While the No.1 automaker in the world has been for a very long time the avid promoter of automation in setting up the pace for auto industry manufacturing prowess, it’s now going back to the roots – humans masters that craft any soulless piece to their will.
In one of Toyota’s oldest plants, one part of it is reserved to humans who took over from robots in sculpting metal pieces into crankshafts. Mitsuru Kawai – a 50 years company veteran – tasked by President Akio Toyoda to promote craftsmanship, says these men are a glimpse of both the future and the past.
“We need to become more solid and get back to basics, to sharpen our manual skills and further develop them,” said Kawai. “When I was a novice, experienced masters used to be called gods, and they could make anything.”

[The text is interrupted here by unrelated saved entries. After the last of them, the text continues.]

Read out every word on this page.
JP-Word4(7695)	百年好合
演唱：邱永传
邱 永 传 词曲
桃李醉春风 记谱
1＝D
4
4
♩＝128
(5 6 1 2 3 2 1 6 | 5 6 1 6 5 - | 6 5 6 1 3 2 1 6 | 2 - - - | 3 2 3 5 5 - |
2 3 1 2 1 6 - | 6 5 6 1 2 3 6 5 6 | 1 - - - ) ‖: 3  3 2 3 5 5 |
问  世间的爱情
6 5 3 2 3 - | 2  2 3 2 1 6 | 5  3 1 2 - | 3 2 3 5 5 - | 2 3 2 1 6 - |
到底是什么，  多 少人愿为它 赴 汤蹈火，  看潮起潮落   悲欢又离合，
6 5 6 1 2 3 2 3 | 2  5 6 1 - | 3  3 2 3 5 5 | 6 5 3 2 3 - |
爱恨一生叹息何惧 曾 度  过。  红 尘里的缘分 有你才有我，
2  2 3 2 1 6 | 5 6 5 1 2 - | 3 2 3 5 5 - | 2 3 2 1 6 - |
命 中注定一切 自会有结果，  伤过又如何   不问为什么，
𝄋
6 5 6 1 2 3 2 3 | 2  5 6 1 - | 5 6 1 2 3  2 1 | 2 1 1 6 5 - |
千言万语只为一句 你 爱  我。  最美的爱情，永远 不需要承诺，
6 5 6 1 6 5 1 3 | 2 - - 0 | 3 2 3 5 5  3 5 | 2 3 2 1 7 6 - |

They were called Kami-sama in Japanese and they could reassert themselves as humans are now taking work away from robots all over Japan’s plants to try and develop new skills and in the process also improve production and the whole car-building experience.
“Toyota views their people who work in a plant like this as craftsmen who need to continue to refine their art and skill level,” said Jeff Liker, who has written eight books on Toyota. “In almost every company you would visit, the workers’ jobs are to feed parts into a machine and call somebody for help when it breaks down.”
Toyoda, 57, Toyota’s president has vowed to return the company founded by his grandfather to quality and efficiency, halting the growth mentality and freezing for three years any new plant plan.